Personalized task difficulty adaptation based on reinforcement learning

Abstract

Traditionally, the task difficulty level is often determined by domain experts based on some hand-crafted rules. However, with the adoption of Massive Open Online Courses (MOOCs), it has become harder to manually personalize task difficulty as the system designers are faced with a very large question bank and a user base of individuals with diverse backgrounds and ability levels. This research focuses on developing a data-driven method to adaptively adjust difficulty levels in order to maintain a target user performance level over a series of tasks whose difficulty level is highly variable among different individuals.
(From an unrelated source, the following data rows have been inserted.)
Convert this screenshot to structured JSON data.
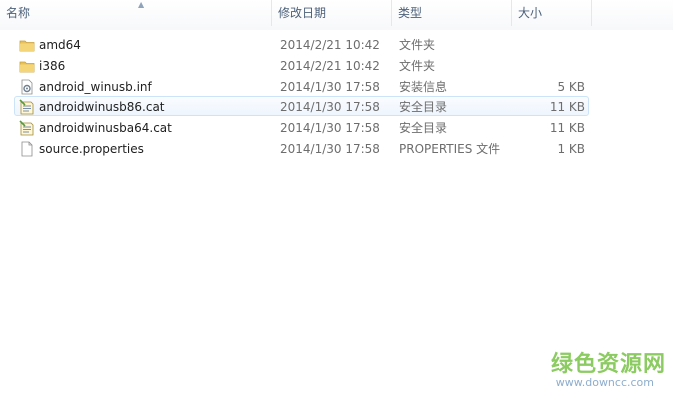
{
  "columns": {
    "name": "名称",
    "date": "修改日期",
    "type": "类型",
    "size": "大小"
  },
  "files": [
    {
      "name": "amd64",
      "date": "2014/2/21 10:42",
      "type": "文件夹",
      "size": "",
      "icon": "folder-icon"
    },
    {
      "name": "i386",
      "date": "2014/2/21 10:42",
      "type": "文件夹",
      "size": "",
      "icon": "folder-icon"
    },
    {
      "name": "android_winusb.inf",
      "date": "2014/1/30 17:58",
      "type": "安装信息",
      "size": "5 KB",
      "icon": "setup-info-icon"
    },
    {
      "name": "androidwinusb86.cat",
      "date": "2014/1/30 17:58",
      "type": "安全目录",
      "size": "11 KB",
      "icon": "security-catalog-icon"
    },
    {
      "name": "androidwinusba64.cat",
      "date": "2014/1/30 17:58",
      "type": "安全目录",
      "size": "11 KB",
      "icon": "security-catalog-icon"
    },
    {
      "name": "source.properties",
      "date": "2014/1/30 17:58",
      "type": "PROPERTIES 文件",
      "size": "1 KB",
      "icon": "file-icon"
    }
  ],
  "watermark": {
    "title": "绿色资源网",
    "url": "www.downcc.com"
  },
  "colors": {
    "header_text": "#4c607a",
    "selection_border": "#cde3f7",
    "folder": "#e8c15a",
    "watermark_green": "#6fbf3a"
  }
}
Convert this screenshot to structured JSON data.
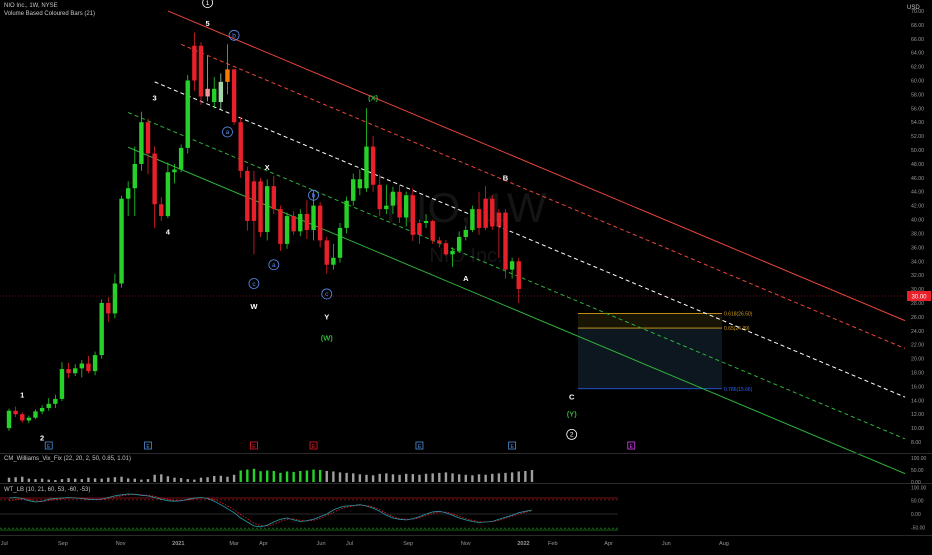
{
  "header": {
    "title": "NIO Inc., 1W, NYSE",
    "indicator": "Volume Based Coloured Bars (21)",
    "currency": "USD"
  },
  "watermark": {
    "symbol": "NIO, 1W",
    "name": "NIO Inc."
  },
  "colors": {
    "background": "#000000",
    "bull": "#26d12a",
    "bear": "#e8202a",
    "bull_pale": "#a5d6a7",
    "bear_pale": "#ef9a9a",
    "orange": "#f57c00",
    "channel_red": "#e8463c",
    "channel_white": "#ffffff",
    "channel_green": "#2fb03a",
    "fib": "#d4a017",
    "fib_blue": "#2962ff",
    "price_tag": "#e8202a"
  },
  "chart_data": {
    "type": "candlestick",
    "interval": "1W",
    "x_start": "2020-07-06",
    "y_axis": {
      "ylim": [
        7,
        71
      ],
      "ticks": [
        70,
        68,
        66,
        64,
        62,
        60,
        58,
        56,
        54,
        52,
        50,
        48,
        46,
        44,
        42,
        40,
        38,
        36,
        34,
        32,
        30,
        28,
        26,
        24,
        22,
        20,
        18,
        16,
        14,
        12,
        10,
        8
      ]
    },
    "x_axis": {
      "tick_labels": [
        {
          "label": "Jul",
          "date": "2020-07-01"
        },
        {
          "label": "Sep",
          "date": "2020-09-01"
        },
        {
          "label": "Nov",
          "date": "2020-11-01"
        },
        {
          "label": "2021",
          "date": "2021-01-01"
        },
        {
          "label": "Mar",
          "date": "2021-03-01"
        },
        {
          "label": "Apr",
          "date": "2021-04-01"
        },
        {
          "label": "Jun",
          "date": "2021-06-01"
        },
        {
          "label": "Jul",
          "date": "2021-07-01"
        },
        {
          "label": "Sep",
          "date": "2021-09-01"
        },
        {
          "label": "Nov",
          "date": "2021-11-01"
        },
        {
          "label": "2022",
          "date": "2022-01-01"
        },
        {
          "label": "Feb",
          "date": "2022-02-01"
        },
        {
          "label": "Apr",
          "date": "2022-04-01"
        },
        {
          "label": "Jun",
          "date": "2022-06-01"
        },
        {
          "label": "Aug",
          "date": "2022-08-01"
        }
      ]
    },
    "last_price": "30.00",
    "candles": [
      {
        "o": 10.0,
        "h": 12.8,
        "l": 9.6,
        "c": 12.5,
        "k": "bull"
      },
      {
        "o": 12.5,
        "h": 13.1,
        "l": 11.6,
        "c": 12.0,
        "k": "bear"
      },
      {
        "o": 12.0,
        "h": 12.3,
        "l": 10.8,
        "c": 11.1,
        "k": "bear"
      },
      {
        "o": 11.1,
        "h": 11.8,
        "l": 10.7,
        "c": 11.5,
        "k": "bull"
      },
      {
        "o": 11.5,
        "h": 12.7,
        "l": 11.3,
        "c": 12.4,
        "k": "bull"
      },
      {
        "o": 12.4,
        "h": 13.3,
        "l": 12.0,
        "c": 12.9,
        "k": "bull"
      },
      {
        "o": 12.9,
        "h": 14.3,
        "l": 12.5,
        "c": 13.5,
        "k": "bull"
      },
      {
        "o": 13.5,
        "h": 14.8,
        "l": 12.9,
        "c": 14.2,
        "k": "bull"
      },
      {
        "o": 14.2,
        "h": 19.5,
        "l": 13.9,
        "c": 18.5,
        "k": "bull"
      },
      {
        "o": 18.5,
        "h": 19.4,
        "l": 17.2,
        "c": 17.9,
        "k": "bear"
      },
      {
        "o": 17.9,
        "h": 19.2,
        "l": 17.5,
        "c": 18.6,
        "k": "bull"
      },
      {
        "o": 18.6,
        "h": 19.8,
        "l": 17.3,
        "c": 19.3,
        "k": "bull"
      },
      {
        "o": 19.3,
        "h": 20.4,
        "l": 17.9,
        "c": 18.2,
        "k": "bear"
      },
      {
        "o": 18.2,
        "h": 21.0,
        "l": 17.6,
        "c": 20.5,
        "k": "bull"
      },
      {
        "o": 20.5,
        "h": 28.5,
        "l": 20.0,
        "c": 28.0,
        "k": "bull"
      },
      {
        "o": 28.0,
        "h": 28.8,
        "l": 25.3,
        "c": 26.5,
        "k": "bear"
      },
      {
        "o": 26.5,
        "h": 32.2,
        "l": 25.8,
        "c": 30.8,
        "k": "bull"
      },
      {
        "o": 30.8,
        "h": 43.4,
        "l": 30.2,
        "c": 43.0,
        "k": "bull"
      },
      {
        "o": 43.0,
        "h": 45.5,
        "l": 40.5,
        "c": 44.5,
        "k": "bull"
      },
      {
        "o": 44.5,
        "h": 50.5,
        "l": 40.5,
        "c": 48.0,
        "k": "bull"
      },
      {
        "o": 48.0,
        "h": 55.5,
        "l": 47.0,
        "c": 54.0,
        "k": "bull"
      },
      {
        "o": 54.0,
        "h": 54.5,
        "l": 46.5,
        "c": 49.5,
        "k": "bear"
      },
      {
        "o": 49.5,
        "h": 50.5,
        "l": 38.8,
        "c": 42.2,
        "k": "bear"
      },
      {
        "o": 42.2,
        "h": 43.2,
        "l": 39.8,
        "c": 40.5,
        "k": "bear"
      },
      {
        "o": 40.5,
        "h": 48.2,
        "l": 40.2,
        "c": 46.8,
        "k": "bull"
      },
      {
        "o": 46.8,
        "h": 48.0,
        "l": 45.2,
        "c": 47.2,
        "k": "bull"
      },
      {
        "o": 47.2,
        "h": 50.8,
        "l": 46.8,
        "c": 50.3,
        "k": "bull"
      },
      {
        "o": 50.3,
        "h": 60.8,
        "l": 49.5,
        "c": 60.0,
        "k": "bull"
      },
      {
        "o": 60.0,
        "h": 66.9,
        "l": 58.5,
        "c": 65.0,
        "k": "bear"
      },
      {
        "o": 65.0,
        "h": 65.5,
        "l": 56.5,
        "c": 57.7,
        "k": "bear"
      },
      {
        "o": 57.7,
        "h": 63.5,
        "l": 57.0,
        "c": 58.8,
        "k": "pale_bear"
      },
      {
        "o": 58.8,
        "h": 60.5,
        "l": 56.0,
        "c": 56.9,
        "k": "bull"
      },
      {
        "o": 56.9,
        "h": 61.0,
        "l": 55.8,
        "c": 59.8,
        "k": "pale_bull"
      },
      {
        "o": 59.8,
        "h": 65.2,
        "l": 58.0,
        "c": 61.6,
        "k": "orange"
      },
      {
        "o": 61.6,
        "h": 61.7,
        "l": 53.6,
        "c": 54.0,
        "k": "bear"
      },
      {
        "o": 54.0,
        "h": 54.7,
        "l": 46.0,
        "c": 47.0,
        "k": "bear"
      },
      {
        "o": 47.0,
        "h": 47.6,
        "l": 38.4,
        "c": 39.8,
        "k": "bear"
      },
      {
        "o": 39.8,
        "h": 47.0,
        "l": 35.0,
        "c": 45.5,
        "k": "bear"
      },
      {
        "o": 45.5,
        "h": 46.0,
        "l": 37.5,
        "c": 38.2,
        "k": "bear"
      },
      {
        "o": 38.2,
        "h": 45.8,
        "l": 37.0,
        "c": 44.8,
        "k": "bull"
      },
      {
        "o": 44.8,
        "h": 46.3,
        "l": 40.8,
        "c": 41.5,
        "k": "bear"
      },
      {
        "o": 41.5,
        "h": 42.0,
        "l": 35.5,
        "c": 36.5,
        "k": "bear"
      },
      {
        "o": 36.5,
        "h": 41.0,
        "l": 35.8,
        "c": 40.5,
        "k": "bull"
      },
      {
        "o": 40.5,
        "h": 41.2,
        "l": 37.8,
        "c": 38.3,
        "k": "bear"
      },
      {
        "o": 38.3,
        "h": 41.5,
        "l": 37.6,
        "c": 40.8,
        "k": "bull"
      },
      {
        "o": 40.8,
        "h": 42.8,
        "l": 37.2,
        "c": 38.5,
        "k": "bear"
      },
      {
        "o": 38.5,
        "h": 44.2,
        "l": 37.0,
        "c": 42.0,
        "k": "bull"
      },
      {
        "o": 42.0,
        "h": 42.5,
        "l": 36.0,
        "c": 37.0,
        "k": "bear"
      },
      {
        "o": 37.0,
        "h": 37.5,
        "l": 32.2,
        "c": 33.5,
        "k": "bear"
      },
      {
        "o": 33.5,
        "h": 36.5,
        "l": 32.8,
        "c": 34.5,
        "k": "bull"
      },
      {
        "o": 34.5,
        "h": 39.5,
        "l": 33.8,
        "c": 38.8,
        "k": "bull"
      },
      {
        "o": 38.8,
        "h": 43.3,
        "l": 38.0,
        "c": 42.7,
        "k": "bull"
      },
      {
        "o": 42.7,
        "h": 46.6,
        "l": 42.0,
        "c": 45.8,
        "k": "bull"
      },
      {
        "o": 45.8,
        "h": 47.2,
        "l": 43.5,
        "c": 44.5,
        "k": "bull"
      },
      {
        "o": 44.5,
        "h": 56.0,
        "l": 44.0,
        "c": 50.5,
        "k": "bull"
      },
      {
        "o": 50.5,
        "h": 52.0,
        "l": 44.0,
        "c": 45.0,
        "k": "bear"
      },
      {
        "o": 45.0,
        "h": 46.5,
        "l": 40.5,
        "c": 41.5,
        "k": "bear"
      },
      {
        "o": 41.5,
        "h": 45.0,
        "l": 40.8,
        "c": 42.0,
        "k": "bull"
      },
      {
        "o": 42.0,
        "h": 44.7,
        "l": 40.8,
        "c": 44.0,
        "k": "bull"
      },
      {
        "o": 44.0,
        "h": 45.0,
        "l": 39.5,
        "c": 40.3,
        "k": "bear"
      },
      {
        "o": 40.3,
        "h": 44.0,
        "l": 39.0,
        "c": 43.5,
        "k": "bull"
      },
      {
        "o": 43.5,
        "h": 44.5,
        "l": 36.9,
        "c": 37.8,
        "k": "bear"
      },
      {
        "o": 37.8,
        "h": 40.0,
        "l": 36.5,
        "c": 39.5,
        "k": "bear"
      },
      {
        "o": 39.5,
        "h": 40.8,
        "l": 38.8,
        "c": 39.8,
        "k": "bull"
      },
      {
        "o": 39.8,
        "h": 40.0,
        "l": 36.5,
        "c": 37.0,
        "k": "bear"
      },
      {
        "o": 37.0,
        "h": 37.5,
        "l": 36.0,
        "c": 36.6,
        "k": "bear"
      },
      {
        "o": 36.6,
        "h": 37.1,
        "l": 34.8,
        "c": 35.0,
        "k": "bear"
      },
      {
        "o": 35.0,
        "h": 36.0,
        "l": 33.2,
        "c": 35.5,
        "k": "bull"
      },
      {
        "o": 35.5,
        "h": 38.3,
        "l": 35.2,
        "c": 37.5,
        "k": "bull"
      },
      {
        "o": 37.5,
        "h": 39.0,
        "l": 37.0,
        "c": 38.5,
        "k": "bull"
      },
      {
        "o": 38.5,
        "h": 42.0,
        "l": 38.2,
        "c": 41.5,
        "k": "bull"
      },
      {
        "o": 41.5,
        "h": 44.0,
        "l": 37.8,
        "c": 38.8,
        "k": "bear"
      },
      {
        "o": 38.8,
        "h": 44.8,
        "l": 38.5,
        "c": 43.0,
        "k": "bear"
      },
      {
        "o": 43.0,
        "h": 43.5,
        "l": 38.5,
        "c": 39.0,
        "k": "bear"
      },
      {
        "o": 39.0,
        "h": 41.5,
        "l": 34.5,
        "c": 41.0,
        "k": "bear"
      },
      {
        "o": 41.0,
        "h": 41.5,
        "l": 31.5,
        "c": 32.8,
        "k": "bear"
      },
      {
        "o": 32.8,
        "h": 34.5,
        "l": 31.5,
        "c": 34.0,
        "k": "bull"
      },
      {
        "o": 34.0,
        "h": 34.5,
        "l": 28.0,
        "c": 30.0,
        "k": "bear"
      }
    ],
    "channels": [
      {
        "name": "upper",
        "color": "#e8463c",
        "style": "solid",
        "y_at_0": 70.0,
        "slope_per_week": -0.4
      },
      {
        "name": "upper-mid",
        "color": "#e8463c",
        "style": "dashed",
        "y_at_0": 66.0,
        "slope_per_week": -0.4
      },
      {
        "name": "middle",
        "color": "#ffffff",
        "style": "dashed",
        "y_at_0": 59.0,
        "slope_per_week": -0.4
      },
      {
        "name": "lower-mid",
        "color": "#2fb03a",
        "style": "dashed",
        "y_at_0": 53.0,
        "slope_per_week": -0.4
      },
      {
        "name": "lower",
        "color": "#2fb03a",
        "style": "solid",
        "y_at_0": 48.0,
        "slope_per_week": -0.4
      }
    ],
    "fib_levels": [
      {
        "label": "0.618(26.50)",
        "value": 26.5,
        "color": "#d4a017"
      },
      {
        "label": "0.65(24.39)",
        "value": 24.39,
        "color": "#d4a017"
      },
      {
        "label": "0.786(15.66)",
        "value": 15.66,
        "color": "#2962ff"
      }
    ],
    "wave_labels": [
      {
        "t": "1",
        "i": 2,
        "y": 14.8,
        "c": "#ffffff",
        "s": "plain"
      },
      {
        "t": "2",
        "i": 5,
        "y": 8.6,
        "c": "#ffffff",
        "s": "plain"
      },
      {
        "t": "3",
        "i": 22,
        "y": 57.5,
        "c": "#ffffff",
        "s": "plain"
      },
      {
        "t": "4",
        "i": 24,
        "y": 38.2,
        "c": "#ffffff",
        "s": "plain"
      },
      {
        "t": "5",
        "i": 30,
        "y": 68.2,
        "c": "#ffffff",
        "s": "plain"
      },
      {
        "t": "1",
        "i": 30,
        "y": 71.2,
        "c": "#ffffff",
        "s": "circle"
      },
      {
        "t": "a",
        "i": 33,
        "y": 52.6,
        "c": "#5b8def",
        "s": "circle"
      },
      {
        "t": "b",
        "i": 34,
        "y": 66.5,
        "c": "#5b8def",
        "s": "circle"
      },
      {
        "t": "c",
        "i": 37,
        "y": 30.8,
        "c": "#5b8def",
        "s": "circle"
      },
      {
        "t": "W",
        "i": 37,
        "y": 27.5,
        "c": "#ffffff",
        "s": "plain"
      },
      {
        "t": "X",
        "i": 39,
        "y": 47.5,
        "c": "#ffffff",
        "s": "plain"
      },
      {
        "t": "a",
        "i": 40,
        "y": 33.5,
        "c": "#5b8def",
        "s": "circle"
      },
      {
        "t": "b",
        "i": 46,
        "y": 43.5,
        "c": "#5b8def",
        "s": "circle"
      },
      {
        "t": "c",
        "i": 48,
        "y": 29.3,
        "c": "#5b8def",
        "s": "circle"
      },
      {
        "t": "Y",
        "i": 48,
        "y": 26.0,
        "c": "#ffffff",
        "s": "plain"
      },
      {
        "t": "(W)",
        "i": 48,
        "y": 23.0,
        "c": "#2fb03a",
        "s": "plain"
      },
      {
        "t": "(X)",
        "i": 55,
        "y": 57.5,
        "c": "#2fb03a",
        "s": "plain"
      },
      {
        "t": "A",
        "i": 69,
        "y": 31.5,
        "c": "#ffffff",
        "s": "plain"
      },
      {
        "t": "B",
        "i": 75,
        "y": 46.0,
        "c": "#ffffff",
        "s": "plain"
      },
      {
        "t": "C",
        "i": 85,
        "y": 14.5,
        "c": "#ffffff",
        "s": "plain"
      },
      {
        "t": "(Y)",
        "i": 85,
        "y": 12.0,
        "c": "#2fb03a",
        "s": "plain"
      },
      {
        "t": "2",
        "i": 85,
        "y": 9.1,
        "c": "#ffffff",
        "s": "circle"
      }
    ],
    "event_markers": [
      {
        "i": 6,
        "t": "E",
        "c": "#4a90d9"
      },
      {
        "i": 21,
        "t": "E",
        "c": "#4a90d9"
      },
      {
        "i": 37,
        "t": "E",
        "c": "#e8202a"
      },
      {
        "i": 46,
        "t": "E",
        "c": "#e8202a"
      },
      {
        "i": 62,
        "t": "E",
        "c": "#4a90d9"
      },
      {
        "i": 76,
        "t": "E",
        "c": "#4a90d9"
      },
      {
        "i": 94,
        "t": "E",
        "c": "#e040fb"
      }
    ]
  },
  "panes": {
    "williams": {
      "title": "CM_Williams_Vix_Fix (22, 20, 2, 50, 0.85, 1.01)",
      "ylim": [
        0,
        100
      ],
      "ticks": [
        "100.00",
        "50.00",
        "0.00"
      ],
      "values": [
        18,
        20,
        22,
        14,
        12,
        14,
        10,
        8,
        12,
        16,
        14,
        12,
        18,
        15,
        14,
        18,
        20,
        22,
        15,
        14,
        10,
        12,
        30,
        32,
        24,
        18,
        16,
        12,
        10,
        18,
        20,
        25,
        26,
        22,
        30,
        48,
        52,
        55,
        45,
        48,
        46,
        38,
        44,
        42,
        46,
        48,
        52,
        50,
        46,
        44,
        40,
        38,
        36,
        32,
        30,
        28,
        34,
        36,
        32,
        30,
        34,
        33,
        30,
        34,
        36,
        38,
        40,
        36,
        32,
        30,
        28,
        32,
        30,
        34,
        36,
        38,
        40,
        44,
        46,
        50
      ],
      "highlight": [
        35,
        36,
        37,
        38,
        39,
        40,
        41,
        42,
        43,
        44,
        45,
        46,
        47
      ]
    },
    "wave_trend": {
      "title": "WT_LB (10, 21, 60, 53, -60, -53)",
      "ylim": [
        -75,
        105
      ],
      "ticks": [
        "100.00",
        "50.00",
        "0.00",
        "-50.00"
      ],
      "wt1": [
        60,
        62,
        58,
        50,
        45,
        48,
        55,
        58,
        60,
        62,
        60,
        58,
        55,
        54,
        56,
        62,
        68,
        72,
        75,
        74,
        70,
        68,
        62,
        55,
        50,
        48,
        50,
        55,
        60,
        62,
        58,
        48,
        35,
        20,
        5,
        -15,
        -30,
        -45,
        -48,
        -42,
        -30,
        -20,
        -15,
        -22,
        -28,
        -25,
        -20,
        -10,
        0,
        15,
        25,
        30,
        32,
        35,
        30,
        22,
        10,
        -5,
        -15,
        -20,
        -22,
        -18,
        -10,
        0,
        8,
        10,
        5,
        -5,
        -15,
        -22,
        -28,
        -32,
        -30,
        -28,
        -20,
        -12,
        -5,
        5,
        10,
        15
      ],
      "wt2": [
        50,
        54,
        57,
        55,
        50,
        47,
        50,
        54,
        57,
        60,
        61,
        59,
        57,
        55,
        55,
        58,
        63,
        68,
        72,
        74,
        72,
        70,
        66,
        60,
        55,
        51,
        50,
        52,
        57,
        60,
        60,
        54,
        44,
        30,
        16,
        -2,
        -18,
        -34,
        -44,
        -45,
        -38,
        -28,
        -20,
        -18,
        -24,
        -26,
        -24,
        -16,
        -6,
        6,
        18,
        26,
        30,
        33,
        32,
        26,
        16,
        2,
        -10,
        -17,
        -20,
        -19,
        -14,
        -6,
        3,
        8,
        7,
        0,
        -9,
        -17,
        -24,
        -29,
        -30,
        -28,
        -24,
        -16,
        -8,
        0,
        7,
        12
      ]
    }
  }
}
Specifically, the issue of difficulty adaptation was formulated as a reinforcement learning problem. To ensure responsiveness of the interactive systems, a novel bootstrapped policy gradient (BPG) framework was developed, which can incorporate prior knowledge of difficulty ranking into policy gradient to enhance sample efficiency. To obtain high-quality prior information on difficulty ranking, a clustering-based approach was proposed which can learn a personalized difficulty ranking to capture users’ individual differences. To evaluate the effectiveness of the difficulty adaptation method, we focused on a visual memory training problem with a large question bank and a diverse user base. Specifically, the proposed algorithms were combined and applied to a real-world application consisting of an online visual-spatial memory recall game and were shown to outperform the traditional rule-based adaptation approach in adapting to the slow players while achieving comparable performance in adapting to the fast players.